30 Jan 2014  Working Papers

Modularity and Intellectual Property Protection

Executive Summary — Modularity is a means of partitioning technical knowledge about a product or process. The authors investigate the impact of modularity on intellectual property protection by formally modeling the threat of expropriation by agents. The principal has three options to address this threat: doing nothing, licensing the focal IP ex ante, and paying agents to prevent their defection. The principal can influence the value of these options by modularizing the technical system and by hiring clans of agents, thus exploiting relationships among them. The paper also gives examples of how managers arrive at a strategy in practice. Overall, the study contributes to the theory of profiting from innovation in three ways: First, it shows how the innovator's best choice of action against expropriation by agents-doing nothing, licensing, or paying agents-derives from the characteristics of the system, i.e., the share of trustworthy agents, the number of agents, the intensity of competition, the size of clans, the number of modules, and the degree of complementarity.
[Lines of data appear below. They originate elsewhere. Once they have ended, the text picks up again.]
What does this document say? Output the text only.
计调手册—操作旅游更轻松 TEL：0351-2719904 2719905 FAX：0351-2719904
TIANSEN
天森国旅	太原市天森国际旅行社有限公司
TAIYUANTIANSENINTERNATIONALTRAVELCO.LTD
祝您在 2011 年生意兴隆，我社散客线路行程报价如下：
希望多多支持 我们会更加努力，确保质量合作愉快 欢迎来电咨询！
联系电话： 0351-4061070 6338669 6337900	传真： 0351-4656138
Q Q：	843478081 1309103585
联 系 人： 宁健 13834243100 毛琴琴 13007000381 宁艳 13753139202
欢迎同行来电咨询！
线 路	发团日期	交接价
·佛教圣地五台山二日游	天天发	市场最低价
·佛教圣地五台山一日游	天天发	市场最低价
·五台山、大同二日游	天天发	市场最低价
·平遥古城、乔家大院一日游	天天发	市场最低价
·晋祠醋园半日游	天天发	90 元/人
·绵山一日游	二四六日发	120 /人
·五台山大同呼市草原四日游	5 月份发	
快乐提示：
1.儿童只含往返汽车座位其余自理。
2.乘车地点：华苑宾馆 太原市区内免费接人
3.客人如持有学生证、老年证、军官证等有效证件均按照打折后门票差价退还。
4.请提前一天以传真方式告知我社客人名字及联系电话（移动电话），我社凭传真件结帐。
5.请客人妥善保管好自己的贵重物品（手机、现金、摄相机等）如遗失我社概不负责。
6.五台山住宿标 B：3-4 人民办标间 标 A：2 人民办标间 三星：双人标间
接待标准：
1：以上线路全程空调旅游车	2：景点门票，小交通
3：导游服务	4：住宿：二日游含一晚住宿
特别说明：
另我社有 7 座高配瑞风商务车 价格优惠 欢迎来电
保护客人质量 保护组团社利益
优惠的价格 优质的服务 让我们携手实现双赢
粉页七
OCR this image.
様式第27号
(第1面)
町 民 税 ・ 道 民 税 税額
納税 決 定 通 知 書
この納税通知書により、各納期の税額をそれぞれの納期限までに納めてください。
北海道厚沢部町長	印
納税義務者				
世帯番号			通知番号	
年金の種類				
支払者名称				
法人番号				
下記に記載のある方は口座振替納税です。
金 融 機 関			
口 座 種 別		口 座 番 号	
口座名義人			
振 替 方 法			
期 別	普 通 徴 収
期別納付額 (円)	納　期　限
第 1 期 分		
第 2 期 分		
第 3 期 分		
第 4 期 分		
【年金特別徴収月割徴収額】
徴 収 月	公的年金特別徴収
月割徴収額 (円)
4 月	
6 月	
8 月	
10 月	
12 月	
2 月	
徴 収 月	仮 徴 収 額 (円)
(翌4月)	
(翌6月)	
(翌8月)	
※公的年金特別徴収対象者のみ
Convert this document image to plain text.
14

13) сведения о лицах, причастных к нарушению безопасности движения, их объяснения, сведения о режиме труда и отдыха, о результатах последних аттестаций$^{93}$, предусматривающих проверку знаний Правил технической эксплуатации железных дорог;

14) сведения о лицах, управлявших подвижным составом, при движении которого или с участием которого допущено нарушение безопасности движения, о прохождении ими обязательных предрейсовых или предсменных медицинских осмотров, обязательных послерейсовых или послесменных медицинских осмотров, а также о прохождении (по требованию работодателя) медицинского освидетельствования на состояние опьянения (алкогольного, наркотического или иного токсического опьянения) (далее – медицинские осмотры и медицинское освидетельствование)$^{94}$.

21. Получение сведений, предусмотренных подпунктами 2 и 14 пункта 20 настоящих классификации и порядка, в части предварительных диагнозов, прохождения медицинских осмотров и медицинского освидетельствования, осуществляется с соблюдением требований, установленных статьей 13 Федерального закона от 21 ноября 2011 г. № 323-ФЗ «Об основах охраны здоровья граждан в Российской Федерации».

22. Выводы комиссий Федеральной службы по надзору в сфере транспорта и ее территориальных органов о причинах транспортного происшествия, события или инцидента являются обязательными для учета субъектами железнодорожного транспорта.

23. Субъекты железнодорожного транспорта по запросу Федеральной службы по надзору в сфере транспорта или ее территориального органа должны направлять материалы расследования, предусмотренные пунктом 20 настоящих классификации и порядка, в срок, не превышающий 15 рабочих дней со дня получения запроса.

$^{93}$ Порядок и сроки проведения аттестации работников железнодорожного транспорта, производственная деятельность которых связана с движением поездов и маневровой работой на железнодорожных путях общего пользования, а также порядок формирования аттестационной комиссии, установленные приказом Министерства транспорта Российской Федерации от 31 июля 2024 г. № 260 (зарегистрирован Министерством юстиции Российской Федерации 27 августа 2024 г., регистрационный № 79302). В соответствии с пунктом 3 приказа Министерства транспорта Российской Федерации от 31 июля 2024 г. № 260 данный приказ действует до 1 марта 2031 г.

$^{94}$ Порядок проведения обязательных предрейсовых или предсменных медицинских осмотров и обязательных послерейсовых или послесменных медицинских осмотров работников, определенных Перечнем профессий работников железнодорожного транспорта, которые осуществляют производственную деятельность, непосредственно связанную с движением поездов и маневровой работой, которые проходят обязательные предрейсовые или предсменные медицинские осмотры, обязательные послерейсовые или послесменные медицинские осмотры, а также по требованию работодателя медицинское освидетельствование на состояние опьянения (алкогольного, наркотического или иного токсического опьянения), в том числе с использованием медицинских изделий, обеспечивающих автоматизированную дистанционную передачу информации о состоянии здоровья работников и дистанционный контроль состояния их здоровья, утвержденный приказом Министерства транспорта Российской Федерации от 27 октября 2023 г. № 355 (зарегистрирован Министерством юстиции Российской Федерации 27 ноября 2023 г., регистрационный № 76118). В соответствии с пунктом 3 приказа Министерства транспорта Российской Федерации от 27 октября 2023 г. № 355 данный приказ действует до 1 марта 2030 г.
Second, the innovator can use clans and modularity to increase profits, and the paper shows how clans and the modular architecture of the system interact to either reinforce or mitigate each other. Third, social relationships and norms of fairness affect the normative implications of an analysis based on rational choice theory. Implications for managers are also discussed. Key concepts include:

  • Modularity is a means of partitioning technical knowledge about a product or process.
  • Modularity can be used reduce the cost and/or risk of agents' expropriating valuable IP.
  • The authors' model can be used to understand the effects of, for example, screening and signaling in the hiring process, legal protection of intellectual property, and social norms of fairness.
  • Managers' fundamental choices are (1) to protect the knowledge or not; and (2) to trust the agents or not.
  • Relational contracts, that is, paying selected agents not to defect, makes it possible to protect knowledge and maintain a monopoly when agents are relatively untrustworthy.
  • Trusting one's agents-what the authors have called "doing nothing"-is the most valuable course of action if it works, but is a risky strategy because trust can always be betrayed. Better screening and signaling technologies make it easier for the principal to trust his agents, but some residual risk always remains.

 

Author Abstract

Modularity is a means of partitioning technical knowledge about a product or process. When state-sanctioned intellectual property (IP) rights are ineffective or costly to enforce, modularity can be used to hide information and thus protect IP. We investigate the impact of modularity on IP protection by formally modeling the threat of expropriation by agents. The principal has three options to address this threat: doing nothing, licensing the focal IP ex ante, and paying agents to stay loyal. His optimal choice depends on external parameters-the share of untrustworthy agents in the population, the intensity of competition in duopoly, and the degree of complementarity in the system. We show how the principal can influence the value of these options by modularizing the technical system and by hiring clans of agents, thus exploiting relationships among them. Extensions of the model can be used to incorporate screening and signaling in the hiring process, the effect of an imperfect legal system, and social norms of fairness. We illustrate our arguments with examples from practice.